Selain bersyair, tradisi lain yang dimiliki bangsa Arab adalah berdagang. Untuk
keperluan perdagangan ini bangsa Arab memiliki pasar-pasar dekat Mekkah, seperti: Ukaz,
Majanna dan Dzul Majaz. Di pasar pasar dagang biasanya juga diiringi dengan pasar sastra
(suq al-Adab), di mana orang-orang Arab berlomba-lomba menunjukkan kehebatannya dalam
membuat syi‘ir.

Tradisi berdagang sudah mendarah daging bagi orang Arab Quraish, dan tetap
dilestarikan Islam dengan memberi aturan kejujuran dan cara berdagang yang baik.
Sedangkan pasar dagang zaman Jahiliyyah didampingi pasar sastra (suq al-Adab), pada masa
Nabi mengalami perubahan tema dan isi yang cukup radikal yang berbeda dengan masa
Jahiliyyah.2

Kehidupan Pada Masa Jahiliyyah

Secara umum, periode Makkah pra-Islam disebut sebagai periode Jahiliyyah yang
berarti kebodohan dan barbarian. masyarakat Makkah pra-Islam adalah masyarakat yang
tidak memiliki takdir keistimewaan tertentu, tidak memiliki nabi tertentu yang terutus dan
memimpin serta tidak memiliki kitab suci khusus yang terwahyukan dan menjadi pedoman
hidup.

1
Qomi Akit Jauhari, Perkembangan Sastra Arab, (Lingua Scientia, 2011) hal. 61
2
Wildana Wargadinata Dan Laily Fitriani, Sastra Arab Dan Lintas Budaya, (Malang: UIN Malang
Press) Hal. 43.
Sehubungan dengan sejarah kemanusiaan, hukum Jahiliyyah ternyata membuat
keberpihakan pada kelompok tertentu yang dapat disebut memiliki karakter rasial, feudal dan
patriarkhis.

Sifat pertama, rasial, yang terdapat pada hukum Jahiliyyah bisa ditunjukkan dengan
adanya perasaan kebangsaan yang berlebihan dan kesukuan serta adanya pembelaan terhadap
orang-orang yang berada dalam komunitas kesukuan yang sama. Benar atau salah posisi
seseorang di dalam hukum, asal dia dinilai sebagai suku yang sama, pasti akan selalu dibela
mati-matian ketika berhadapan dengan orang yang berbeda suku dengannya.3

Karakter feudal pada hukum Arab pra-Islam tergambar dengan adanya superioritas
yang dimiliki oleh kaum kaya dan kaum bangsawan di atas kaum miskin dan lemah.
Kehidupan dagang yang banyak dijalani oleh orang Arab Makkah pada waktu itu yang
mengutamakan kesejahteraan materi. Kaum kaya dan bangsawan Arab pra-Islam adalah
pemegang tampuk kekuasaan dan sekaligus menjadi golongan yang makmur dan sejahtera di
Makkah, kebalikan dari kaum miskin dan lemah.

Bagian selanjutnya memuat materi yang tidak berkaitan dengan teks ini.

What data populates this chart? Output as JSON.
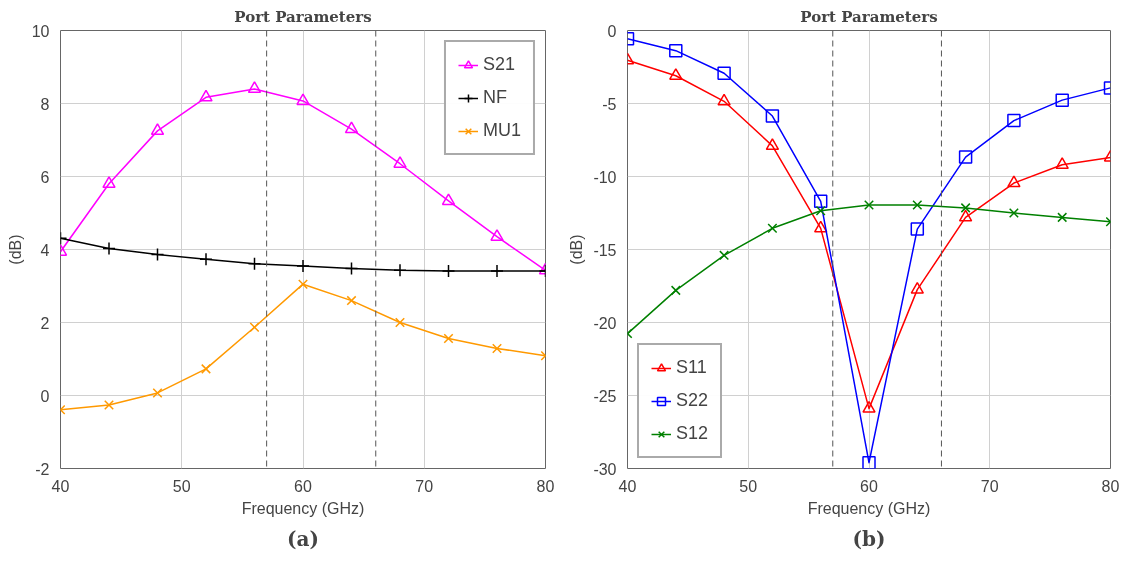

Karakter berikutnya yang melekat kuat pada hukum Jahiliyyah adalah patriarkhis.
kaum lelaki pada waktu itu memegang kekuasaan yang tinggi dalam relasi laki-laki dengan
perempuan, diposisikan lebih tinggi di atas kaum perempuan, Kaum perempuan mendapatkan
perlakuan diskriminatif, tidak adil dan bahkan dianggap sebagai biang kemelaratan dan
symbol kenistaan. Dalam sistem hukum Jahiliyyah, perempuan tidak memperoleh hak
warisan, bahkan dijadikan sebagai harta warisan itu sendiri.4

Sistem hukum selain milik Allah sebagaimana dinyatakan dalam Surat al-Maidah: 50
disebut Allah sebagai ḥukm al-jahiliyyah atau sistem hukum Jahiliyyah. Muḥammad Ḥusein
al-Ṭabaṭabai menjelaskan bahwa yang dimaksud dengan hukum Jahiliyyah adalah sistem
hukum yang disusun berdasarkan hawa nafsu. Orang-orang yang berpaling dari hukum Allah
kemudian menjadikan hukum Jahiliyyah sebagai panglima.5

Islam kemudian datang dengan sejumlah aturan yang membatasi pergaulan dan
interaksi kaum wanita. Demi keseimbangan sosial dan kenyamanan hidup bermasyarakat,
etika pergaulan ini Allah tetapkan agar ketimpangan dan keserawutan hidup bisa dicegah dan
3
Abd. Rahim Amin, Hukum Islam Dan Transformasi Sosial Masyarakat Jahiliyyah: Studi Hsitoris
tentang karakter Egaliter Hukum Islam, (Jurnal Hukum Diktum, 2012) hal. 2
4
Abd. Rahim Amin, Hukum Islam Dan Transformasi Sosial Masyarakat Jahiliyyah: Studi Hsitoris
tentang karakter Egaliter Hukum Islam,... hal. 3-4
5
Muhammad Husein al-Tabtaba’i, al-Mizan fi Tafsir al-Quran (Libanon: Muassasah al-A’la li al-
Matbu’at, 1991), hal. 365.
ditanggulangi. Tentu saja sejumlah aturan ini bukan untuk memasung kebebasan dan
membatasi hak-hak hidup manusia.

Persoalan interaksi tidak bisa berjalan dengan bebas aturan dan sekehendak hati.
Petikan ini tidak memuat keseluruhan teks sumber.